Les récents commentaires de Jean-Michel Blanquer portant sur les écoles immersives en Corse ont déclenché une onde de choc, engendrant des réponses diverses du réseau Scola Corsa. Ce dernier a publié un communiqué en réponse à des insinuations jugées excessives, dans un contexte de discussions cruciales pour la contractualisation de ces établissements avec l'État.
Les propos de Blanquer, ancien ministre de l'Éducation nationale, formulés sur la plateforme X, qualifient les écoles immersives de « illégales et inconstitutionnelles » et dépeignent un environnement où « des élèves seraient chargés de dénoncer ceux qui parleraient français durant les pauses ». Des déclarations qui interviennent alors que la place de ces institutions au sein du système éducatif est remise en question.
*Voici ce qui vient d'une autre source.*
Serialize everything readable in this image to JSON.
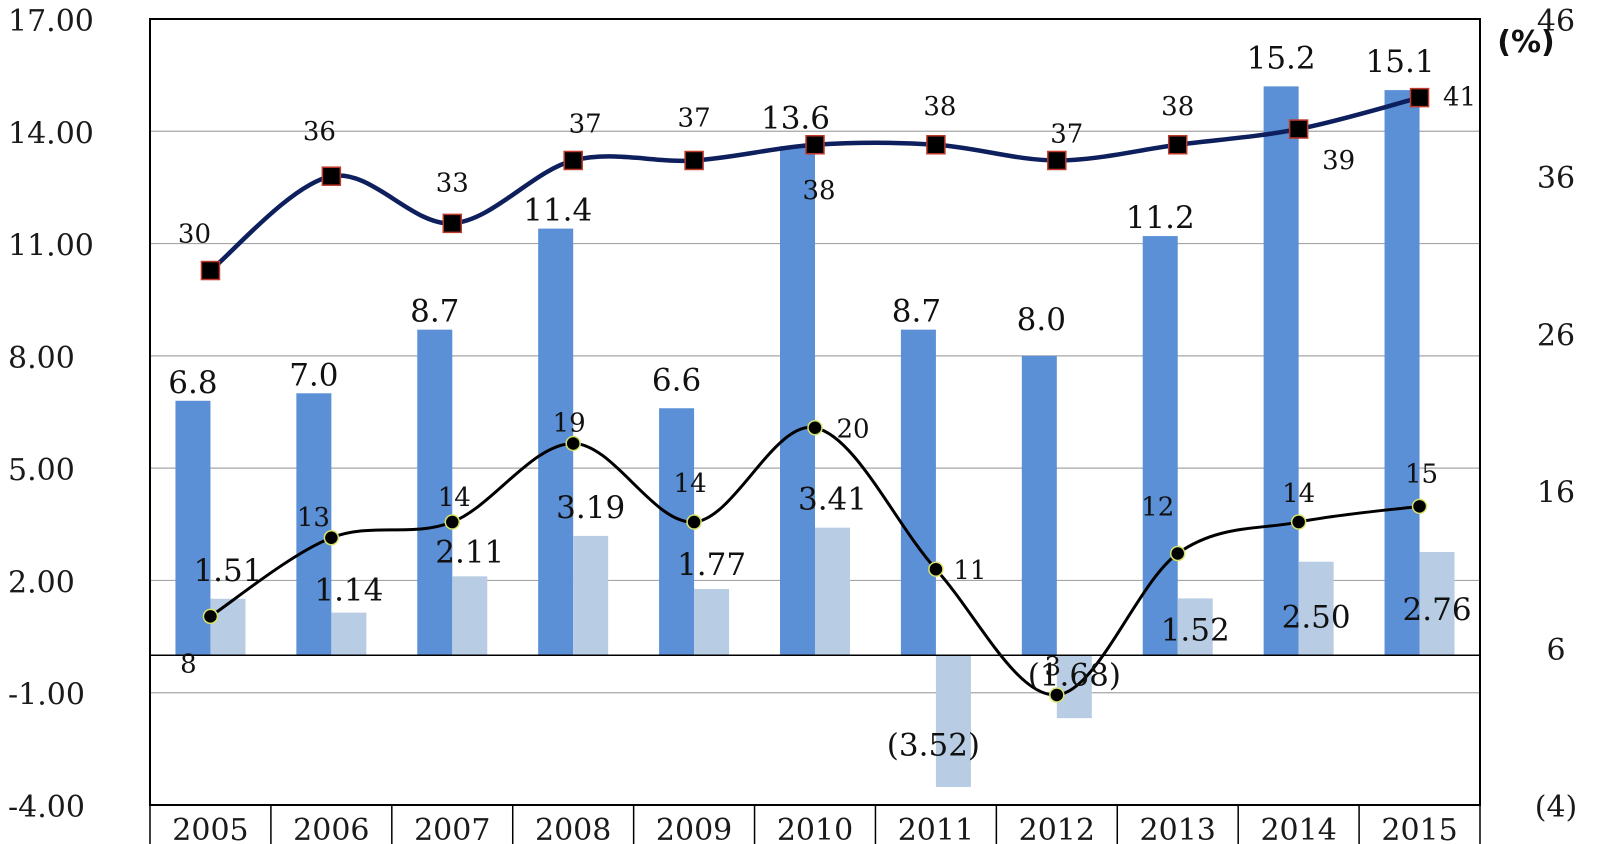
{
  "chart_data": {
    "type": "bar",
    "categories": [
      "2005",
      "2006",
      "2007",
      "2008",
      "2009",
      "2010",
      "2011",
      "2012",
      "2013",
      "2014",
      "2015"
    ],
    "left_axis": {
      "ylim": [
        -4,
        17
      ],
      "ticks": [
        "17.00",
        "14.00",
        "11.00",
        "8.00",
        "5.00",
        "2.00",
        "-1.00",
        "-4.00"
      ],
      "tick_values": [
        17,
        14,
        11,
        8,
        5,
        2,
        -1,
        -4
      ]
    },
    "right_axis": {
      "unit": "(%)",
      "ylim": [
        -4,
        46
      ],
      "ticks": [
        "46",
        "36",
        "26",
        "16",
        "6",
        "(4)"
      ],
      "tick_values": [
        46,
        36,
        26,
        16,
        6,
        -4
      ]
    },
    "series": [
      {
        "kind": "bar",
        "axis": "left",
        "color": "#5b8fd6",
        "values": [
          6.8,
          7.0,
          8.7,
          11.4,
          6.6,
          13.6,
          8.7,
          8.0,
          11.2,
          15.2,
          15.1
        ],
        "labels": [
          "6.8",
          "7.0",
          "8.7",
          "11.4",
          "6.6",
          "13.6",
          "8.7",
          "8.0",
          "11.2",
          "15.2",
          "15.1"
        ]
      },
      {
        "kind": "bar",
        "axis": "left",
        "color": "#b8cce4",
        "values": [
          1.51,
          1.14,
          2.11,
          3.19,
          1.77,
          3.41,
          -3.52,
          -1.68,
          1.52,
          2.5,
          2.76
        ],
        "labels": [
          "1.51",
          "1.14",
          "2.11",
          "3.19",
          "1.77",
          "3.41",
          "(3.52)",
          "(1.68)",
          "1.52",
          "2.50",
          "2.76"
        ]
      },
      {
        "kind": "line",
        "axis": "right",
        "color": "#0d1f5c",
        "marker": "square",
        "values": [
          30,
          36,
          33,
          37,
          37,
          38,
          38,
          37,
          38,
          39,
          41
        ],
        "labels": [
          "30",
          "36",
          "33",
          "37",
          "37",
          "38",
          "38",
          "37",
          "38",
          "39",
          "41"
        ]
      },
      {
        "kind": "line",
        "axis": "right",
        "color": "#000000",
        "marker": "circle",
        "values": [
          8,
          13,
          14,
          19,
          14,
          20,
          11,
          3,
          12,
          14,
          15
        ],
        "labels": [
          "8",
          "13",
          "14",
          "19",
          "14",
          "20",
          "11",
          "3",
          "12",
          "14",
          "15"
        ]
      }
    ],
    "grid": true
  }
}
Cette polémique a engendré des réactions vives dans la sphère politique et sociale. Le député Michel Castellani a souligné que visiter ces écoles pourrait éviter à Blanquer d' « étaler ses fantasmes jacobins », ajoutant qu'il pourrait être agréablement surpris par « la qualité de l’enseignement et le niveau des élèves en langue française ».
Des propos jugés « outranciers »
Dans son communiqué, Ghjiseppu Turchini, président du réseau associatif Eskolim et de la fédération Scola Corsa, a exprimé son « choc » face à ces déclarations, jugées « outrancières ». Il a néanmoins choisi de ne pas entrer dans des polémiques inutiles, précisant que « le réseau scolaire immersif associatif ne s’oppose à aucun autre modèle » mais représente « une offre de plus en plus plébiscitée », considérée comme un « service public répondant à un besoin sociétal et culturel évident ».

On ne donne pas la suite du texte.